Opp landowner feels tax plan is unfair

Published 12:00 am Wednesday, September 3, 2003

With less than a week away from referendum day, some local farmers are concerned with the state property taxes proposed in Amendment 1.

The proposed increase would target a single group of people, and those people are big land owners in the state, said Dr. Charles Burgess, an Opp dentist.

"I wasn't opposed to the tax package until the governor came out and told the timber owners and farmers they should pay their fair share," Burgess said. "They are already paying their fair share."

Burgess would be included in the landowners who would be "unfairly" taxed if Amendment 1 passes Sept. 9, he said. He owns some timberland in the state, and is a member of a timber organization.

"The tax on property would affect every person who owns timber and agricultural land," he said. "Now we pay $1.50 per acre, and, if the tax passes that amount would increase to $3.85 per acre. Every large landowner would be paying almost a little over double on property taxes for rural property owners."

Over four years, the state proportion of the tax would increase more than 600 percent for some, according to Burgess.

"In a hypothetical situation, a person with 1,000 acres of land would have a tax increase of $380.25 to $2,499 over four years," he said. " That's using their (proponents') figures. By lowering the millage from 6.5 mills to 3.5 mills (1 mill=0.1 percent), the assessment value will go up from 10 percent to 100 percent."

There would be a write-off, or an exemption for farmers who own 200 or less acres, but Burgess said even it would hurt the farmers more than it helps.

"If you read the fine print, farmers get one of three write-offs," he said. "They can raise their homestead exemption from $30,000 to $50,000, take the 200 acres, but if the person lives in the city, he doesn't get the write-off.

"(Farmers) can't live off 200 acres of land," Burgess said. "There is no farmer in the state who could make a living off that little amount of land. They have a choice of doing one of two things: they can rent more land or they can buy more land. The tax burden from the package would be passed onto the farmers. The farmer has to take what the market will pay. The market price affects the farmer, and because the farmers' profit margin is so thin, they have to farm off 600 to 1,000 acres of land in order to provide a living. Forty or 50 years ago, a farmer could live off 80 acres of land, but not by today's market."

Burgess claimed the proponents message about farmers still paying one of the lowest property taxes in the nation is wrong.

"That is a misstatement that has been made," he said. "I didn't decide to get involved in this debate until I kept hearing how much higher taxes are in Florida than they are here. Two weeks ago I called the tax assessor in Walton County and asked how they tax property, and she told me the millage rate was 12.2929 mills for the county. I drove down to Crestview and talked to the tax assessor of Okaloosa County. What I'm trying to tell people is don't take my word for it, but I don't mind one to verify what I'm saying."

Despite Burgess's hypothetical situation of a farmer owning 1,000 acres, the average farm size in Alabama is 187 acres. Only about 2 percent of the farmers in the state and less than an estimated 2,000 timber owners would see large increases in property taxes, because they own 2,000 or more acres.

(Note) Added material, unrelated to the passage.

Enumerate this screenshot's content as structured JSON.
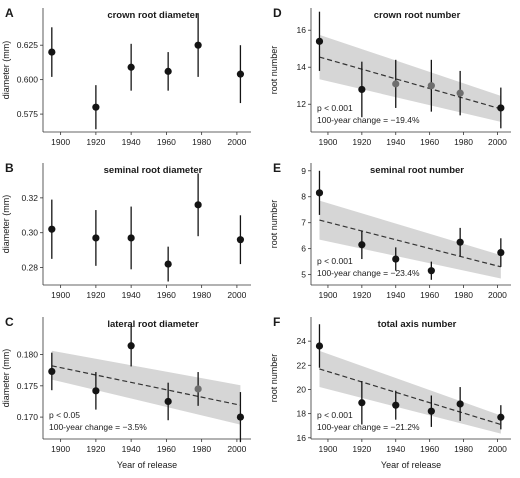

The Tax Accountability Coalition, the organization who has raised the most money in opposition to Governor Bob Riley's proposal, has claimed unearmarked money would lead to a "slush" fund, but Burgess is not opposed to unearmarked funds in the state.

"A lot of people opposed say there is no guarantee to money going towards education," he said. "I think it is wise for us to unearmark funds for the state to use funds where they are needed. The problem is who says where that money goes.

"If we had legislation that is honest, unearmarking of funds would be a truly great thing for the state. I know the governor has passed a bill against 'pass-through pork,' but the legislature would find a loophole in it."

It is possible the legislature would find a loophole with any new law passed, Burgess added.

Burgess also said something for the state need to be done, but targeting one group isn't the answer.

"I'm not anti-education, and, as a matter-of-fact, I think we need to do everything we can to help our educational system," he said. "I'm just concerned that special interest have gotten hold of the legislation. I don't mind paying a little more income tax, and I don't mind paying a little more property tax. What I do mind is someone telling me we need to pay our fair share."

Burgess admitted that he would agree on the package for the most part if the property taxes were changed.